Hotel Manager Killed in Fire Failed to Heed Official’s Warning
When a trash can blaze broke out in a downtown San Bernardino residential hotel last month, Robert Downs grabbed a fire extinguisher and rode the elevator to the third floor where he put out the flames.
After the Nov. 8 blaze, a Fire Department captain warned Downs, the hotel manager, to stay out of the elevator if it happened again, Battalion Chief Mike Alder recalled Sunday. Take the stairs, he was told. Too many things can go wrong if you take the elevator.
But when another fire broke out on the third floor of the Sunset Hotel early Saturday, Downs ignored the advice and it cost him his life. He was one of four men killed in the fire.
Investigators Sunday were trying to determine whether the blaze was deliberately set. “There’s been a history of trash can fires there ... so our guys are taking it very seriously,” Alder said.
The battalion chief said trained dogs had failed to find flammable liquid that could have been used to start the fire. He said a fire that started in the waist-high bin may have been fueled by shelves holding magazines and other combustible materials.
All of this took place in front of the elevator, he said. When the doors opened, the hotel manager probably was met with a wall of flames and a temperature of 1,000 to 1,500 degrees.
“When the heat hit him, it would drop him like a rock,” Alder said.
Investigators also want to make sure that the hotel’s fire alarm was working, Alder said.
None of the alarms was pulled Saturday, which Alder called “absolutely unusual.”
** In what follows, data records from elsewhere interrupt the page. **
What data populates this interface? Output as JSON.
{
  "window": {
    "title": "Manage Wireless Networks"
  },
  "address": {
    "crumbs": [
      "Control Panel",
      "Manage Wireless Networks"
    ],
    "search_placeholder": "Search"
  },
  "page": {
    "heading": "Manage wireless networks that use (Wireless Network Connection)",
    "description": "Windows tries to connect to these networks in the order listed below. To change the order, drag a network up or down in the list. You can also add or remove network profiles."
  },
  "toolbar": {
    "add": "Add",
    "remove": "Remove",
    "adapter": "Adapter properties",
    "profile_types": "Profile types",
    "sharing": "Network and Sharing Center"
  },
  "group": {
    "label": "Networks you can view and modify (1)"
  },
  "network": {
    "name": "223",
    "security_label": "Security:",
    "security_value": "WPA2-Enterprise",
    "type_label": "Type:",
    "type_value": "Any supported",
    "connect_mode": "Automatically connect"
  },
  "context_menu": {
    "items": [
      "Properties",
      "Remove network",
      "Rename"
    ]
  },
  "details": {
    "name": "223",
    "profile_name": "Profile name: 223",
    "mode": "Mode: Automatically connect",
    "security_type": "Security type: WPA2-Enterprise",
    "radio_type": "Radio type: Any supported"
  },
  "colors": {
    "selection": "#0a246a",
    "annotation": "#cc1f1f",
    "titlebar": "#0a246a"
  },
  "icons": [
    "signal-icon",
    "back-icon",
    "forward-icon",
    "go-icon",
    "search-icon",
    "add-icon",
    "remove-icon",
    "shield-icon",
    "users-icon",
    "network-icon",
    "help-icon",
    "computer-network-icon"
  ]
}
During a July 30 inspection, the Fire Department found an insufficient number of smoke detectors and alarms that weren’t working. The violations were corrected within a day, according to the department.
The other victims were identified as Gregory A. Abdun-Nur, 34; Harold M. Turman, 41; and Michael Lloyd Stevens, 50.
Six people remained hospitalized in critical or serious condition.
The fire was limited to the third floor, but the entire hotel sustained smoke and water damage.
Seventy-three people who lived at the Sunset were moved from an emergency shelter at San Bernardino High School to motels by the Red Cross.
Many low-income families and formerly homeless people, some with drug, alcohol or mental health problems, resided at the Sunset.
Alder said the hotel had been “a nightmare for us.”
He said authorities often were called there for medical emergencies and domestic quarrels.
Because of its age, about 40, the building was exempt from the law that requires sprinklers in newer hotels and apartments.
The lack of sprinklers, the building layout and the trash had worried Alder.
“It always has been a fear of mine to go to a fire at that building,” he said.